Machine Learning and Data Mining: Exam 2

  1. (15 points) Of the following statements, which are true and which are false?  For those that are false, give a specific example with a dataset showing that they are false. For those that are true, prove it. Assume that all statements below should be read in the context of particular support and confidence thresholds. For example, the first rule below really says: If supp(X=>Y) >= s and conf(X=>Y) >= c, then supp(Y => X) >= s and conf(Y=>X) >= c.

    a) If X => Y, then Y => X
    b) If X => Y and Y => Z, then X => Z
    c) If X => Z, then XY => Z
    d) If XY => Z, then X=> Z
  2. (15 points) Find all frequent itemsets with minimum support of 50% using the Apriori algorithm on the following database:
    TID
    Items
    1
    K, A, D, B
    2
    D, A, C, E, B
    3
    C, A, B, E
    4
    B, A, D
  3. (15 points) Suppose the World Wide Web consisted of four web pages labeled W, X, Y, and Z. Suppose that W links to X and Y, X links to W and Y, Y links to X and Z, and Z links to X and Y. Determine the PageRank for each of these five pages, assuming that the PageRank "E" value is set to 0. Show on paper three iterations of the PageRank algorithm (i.e., using the power method), assuming that you start with an initial PageRank of 1 for all four pages. You may use computational tools (Octave, Mathematica, your favorite spreadsheet, etc.) or code that you have previously written, but the work that you turn it should show clearly that you understand the algorithm (don't just show a bunch of numbers printed out by some program).
  4. (a) (8 points) Describe the way in which HITS will find for you a webpage that is authoritative on your search query but does NOT actually contain any of the words from your query.

    (b) (8 points) For the heuristics mentioned on pages 7-8 of Chakrabarti et. al. paper (HITS), explain which of the three problems mentioned at the top of page 7 they address and how they help to resolve these problems. Indicate whether each of these heuristics would also be useful for PageRank.
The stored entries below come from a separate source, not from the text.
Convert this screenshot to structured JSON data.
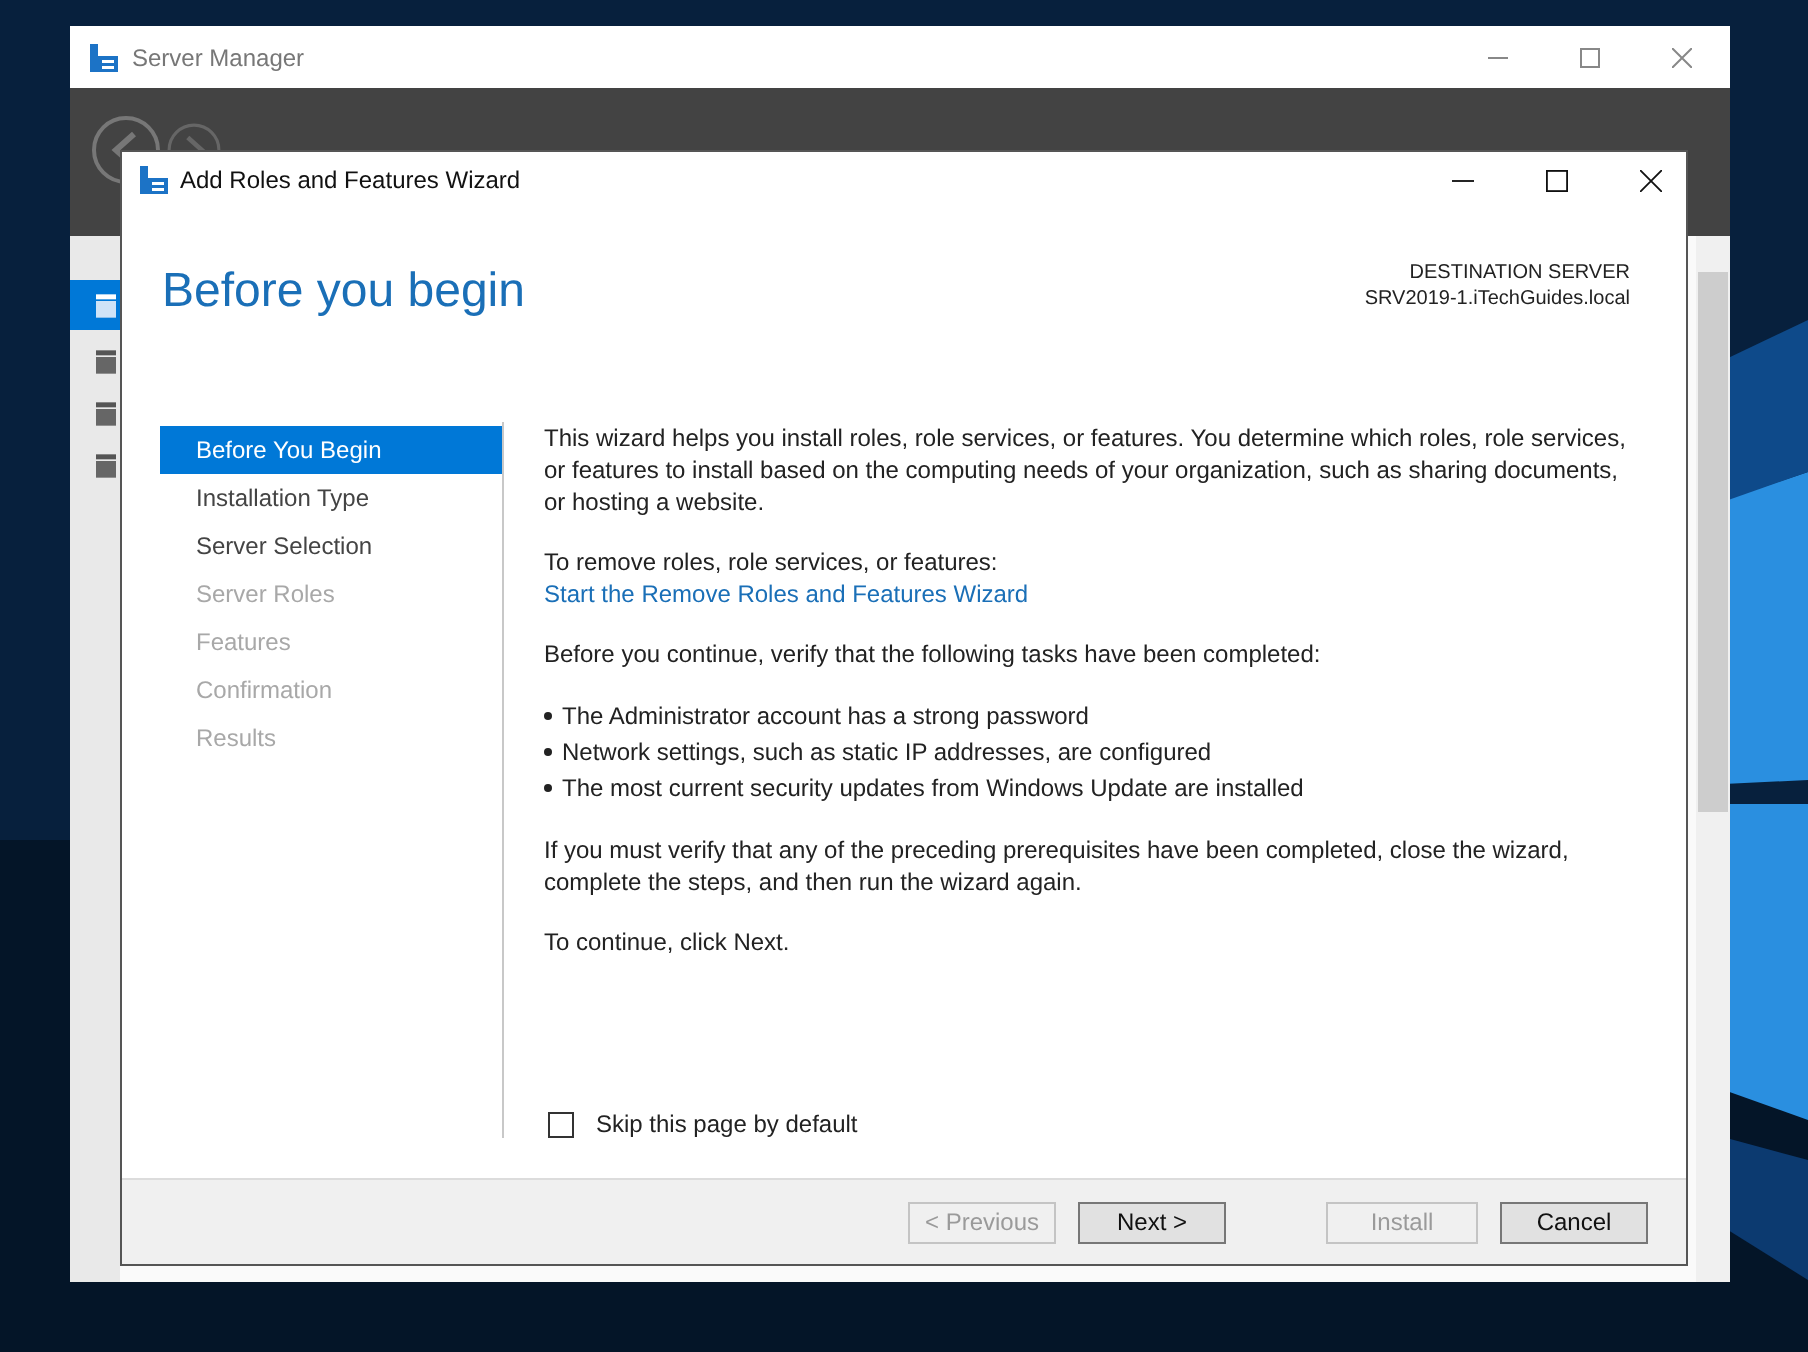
{
  "server_manager": {
    "title": "Server Manager",
    "nav_items": [
      {
        "selected": true
      },
      {
        "selected": false
      },
      {
        "selected": false
      },
      {
        "selected": false
      }
    ]
  },
  "wizard": {
    "title": "Add Roles and Features Wizard",
    "heading": "Before you begin",
    "destination_label": "DESTINATION SERVER",
    "destination_server": "SRV2019-1.iTechGuides.local",
    "steps": [
      {
        "label": "Before You Begin",
        "selected": true,
        "disabled": false
      },
      {
        "label": "Installation Type",
        "selected": false,
        "disabled": false
      },
      {
        "label": "Server Selection",
        "selected": false,
        "disabled": false
      },
      {
        "label": "Server Roles",
        "selected": false,
        "disabled": true
      },
      {
        "label": "Features",
        "selected": false,
        "disabled": true
      },
      {
        "label": "Confirmation",
        "selected": false,
        "disabled": true
      },
      {
        "label": "Results",
        "selected": false,
        "disabled": true
      }
    ],
    "intro": "This wizard helps you install roles, role services, or features. You determine which roles, role services, or features to install based on the computing needs of your organization, such as sharing documents, or hosting a website.",
    "remove_prompt": "To remove roles, role services, or features:",
    "remove_link": "Start the Remove Roles and Features Wizard",
    "verify_text": "Before you continue, verify that the following tasks have been completed:",
    "bullets": [
      "The Administrator account has a strong password",
      "Network settings, such as static IP addresses, are configured",
      "The most current security updates from Windows Update are installed"
    ],
    "prereq_text": "If you must verify that any of the preceding prerequisites have been completed, close the wizard, complete the steps, and then run the wizard again.",
    "continue_text": "To continue, click Next.",
    "skip": {
      "label": "Skip this page by default",
      "checked": false
    },
    "buttons": [
      {
        "label": "< Previous",
        "disabled": true
      },
      {
        "label": "Next >",
        "disabled": false
      },
      {
        "label": "Install",
        "disabled": true
      },
      {
        "label": "Cancel",
        "disabled": false
      }
    ]
  }
}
  5. (15 points) Suppose you are given the following ratings by Carleton students on four different courses, where a ? indicates that no rating was given:

    Student ID
    course 1
    course 2 course 3 course 4
    1 3 ? 1 2
    2 1 2 ? 3
    3 3 3 1 5
    4 ? 1 3 5

    Using the correlation technique described in the Breese et. al. paper (collaborative filtering), what would be the predicted vote for student 4 on class 2? What would be the vote using the vector similarity method? Assume that none of the extensions described in section 2.2 of the paper are used.

  6. (12 points) In the collaborative filtering paper, it is suggested that Inverse User Frequency is a good idea: if more people have voted on an item, it should be considered less important. Bayesian Networks, on the other hand, rely on probability estimates which become more accurate as you increase the number of people used in the probability calculations.the fact that lots of people have an opinion about a particular object to generate responses for unseen objects. The experimental results indicate that both Inverse User Frequency and Bayesian Networks are a good idea. Explain away this apparent contradiction.
  7. (12 points) In the "Data Mining: Good, Bad, or Just a Tool" panel discussion that you saw, Raghu Ramakrishnan (the moderator) makes the statement that "SQL [language for querying databases] is sufficiently evil." What relevance does such a statement have in regards to the topic? Is this statement accurate?